Com um uso bem peculiar e posicionada em um lugar muito diferente do padrão atual, mostrou-se fácil de operar e em ótima forma. Depois de dirigir este Renault 4 GTL de 1980, ainda peguei, bem rapidamente, um Renault 4 de 1968 - e as sensações já não foram exatamente as mesmas. Nesse caso, 12 anos fizeram muita diferença.
Suave e confortável
Ele é confortável, lida muito bem com as irregularidades do asfalto e passa com competência por uma “invenção” moderna com a qual não precisou se preocupar quando foi lançado: os quebra-molas nas áreas urbanas.
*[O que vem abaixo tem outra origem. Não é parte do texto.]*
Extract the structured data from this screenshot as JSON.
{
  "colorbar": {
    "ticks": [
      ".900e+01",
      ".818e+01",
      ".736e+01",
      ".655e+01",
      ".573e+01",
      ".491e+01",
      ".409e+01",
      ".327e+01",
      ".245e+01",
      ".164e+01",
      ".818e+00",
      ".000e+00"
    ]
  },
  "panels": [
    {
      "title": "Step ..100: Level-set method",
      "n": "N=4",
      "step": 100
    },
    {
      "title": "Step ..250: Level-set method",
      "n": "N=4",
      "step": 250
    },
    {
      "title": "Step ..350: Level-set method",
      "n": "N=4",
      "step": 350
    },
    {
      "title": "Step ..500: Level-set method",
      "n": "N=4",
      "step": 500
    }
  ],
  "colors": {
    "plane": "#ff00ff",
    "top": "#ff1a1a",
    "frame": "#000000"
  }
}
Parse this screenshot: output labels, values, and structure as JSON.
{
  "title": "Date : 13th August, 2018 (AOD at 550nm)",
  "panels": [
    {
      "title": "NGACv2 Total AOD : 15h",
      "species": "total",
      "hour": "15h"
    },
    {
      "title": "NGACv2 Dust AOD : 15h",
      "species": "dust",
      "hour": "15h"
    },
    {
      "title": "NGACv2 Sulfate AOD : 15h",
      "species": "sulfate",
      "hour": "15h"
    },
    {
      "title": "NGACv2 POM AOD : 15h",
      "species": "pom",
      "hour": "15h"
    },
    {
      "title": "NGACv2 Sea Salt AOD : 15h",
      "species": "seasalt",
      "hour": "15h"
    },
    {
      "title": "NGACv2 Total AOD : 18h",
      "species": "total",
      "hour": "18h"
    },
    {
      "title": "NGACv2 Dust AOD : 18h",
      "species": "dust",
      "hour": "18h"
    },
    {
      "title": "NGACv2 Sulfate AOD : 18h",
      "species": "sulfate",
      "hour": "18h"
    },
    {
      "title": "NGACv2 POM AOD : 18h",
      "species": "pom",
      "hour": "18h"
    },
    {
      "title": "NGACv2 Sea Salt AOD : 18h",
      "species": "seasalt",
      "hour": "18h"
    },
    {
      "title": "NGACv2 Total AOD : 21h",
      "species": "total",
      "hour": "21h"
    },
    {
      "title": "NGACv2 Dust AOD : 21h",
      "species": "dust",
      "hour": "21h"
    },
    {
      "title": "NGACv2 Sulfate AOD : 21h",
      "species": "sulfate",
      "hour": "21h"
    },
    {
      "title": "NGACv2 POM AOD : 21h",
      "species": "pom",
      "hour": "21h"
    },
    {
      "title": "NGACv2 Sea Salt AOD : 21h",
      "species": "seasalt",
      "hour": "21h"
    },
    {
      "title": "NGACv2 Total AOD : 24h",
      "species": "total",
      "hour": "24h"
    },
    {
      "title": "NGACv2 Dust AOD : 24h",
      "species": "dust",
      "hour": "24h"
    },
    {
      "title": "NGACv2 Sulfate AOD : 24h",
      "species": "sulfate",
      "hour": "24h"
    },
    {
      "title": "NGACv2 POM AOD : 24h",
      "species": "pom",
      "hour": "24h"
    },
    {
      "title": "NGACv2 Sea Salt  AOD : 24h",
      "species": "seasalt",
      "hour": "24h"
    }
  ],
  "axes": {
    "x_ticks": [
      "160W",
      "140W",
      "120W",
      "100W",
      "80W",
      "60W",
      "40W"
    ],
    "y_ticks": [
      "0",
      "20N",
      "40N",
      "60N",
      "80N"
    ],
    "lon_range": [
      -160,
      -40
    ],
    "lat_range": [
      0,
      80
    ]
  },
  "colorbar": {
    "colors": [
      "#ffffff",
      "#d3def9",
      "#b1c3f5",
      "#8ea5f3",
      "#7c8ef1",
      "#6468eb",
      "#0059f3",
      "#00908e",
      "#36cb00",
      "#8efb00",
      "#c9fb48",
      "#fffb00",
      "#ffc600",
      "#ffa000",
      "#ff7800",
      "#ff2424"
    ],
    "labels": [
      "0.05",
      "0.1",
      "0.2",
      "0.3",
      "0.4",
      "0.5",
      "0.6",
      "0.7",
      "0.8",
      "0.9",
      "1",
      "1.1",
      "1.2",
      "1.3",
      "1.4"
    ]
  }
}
Curiosamente, eu esperava um balanço de carroceria bem mais evidente nas curvas. Claro que o corpo tende a puxar para fora, mas em nenhum momento chega a incomodar.
E depois há a forma…
O desenho segue chamando atenção, especialmente nos modelos mais recentes, como o que eu conduzi. A grade dianteira incorporando os faróis redondos e os detalhes cromados continuam tão cativantes quanto no começo. E acredito que isso seja quase unanimidade. Afinal, é a verdade: nenhum carro atravessa tanto tempo com uma aparência que não agrade a (quase) todo mundo.
É o carro certo para você?
Eu não poderia terminar esta crônica sem responder à pergunta de sempre, aquela que normalmente fazemos no fim de todos os nossos testes. Eu nunca tinha dirigido uma Renault 4L antes desta experiência e, de fato, ela surpreendeu positivamente.
Em um período marcado pela eletrificação, pela digitalização e pela marcha em direção à condução autônoma, esta Renault 4L serve como um lembrete valioso do que o automóvel foi no começo: a expressão máxima de liberdade - e também de utilidade.
Ela ajudou a colocar a França sobre rodas no difícil pós-guerra, foi o primeiro carro de inúmeras famílias e, muitas vezes, passou para as gerações seguintes. Mas, mais do que isso, conquistou algo que não dá para medir: marcou muita gente. Muita gente mesmo. Eu inclusive.
Eu ouvi muitas histórias sobre os incontáveis quilômetros que meu pai rodou ao volante de uma. E a verdade é que, até hoje, quando vejo uma 4L na rua, costumo “sacar” o meu smartphone e fazer uma foto. E isso diz bastante sobre o que um carro pode significar, certo?
Por isso, eu digo: sim, é o carro certo para você. Nem que seja por algumas horas, como foi para mim nesses dias. É uma volta ao passado. Um pedaço de história sobre rodas. E, quando estamos ao volante, também viramos parte dela.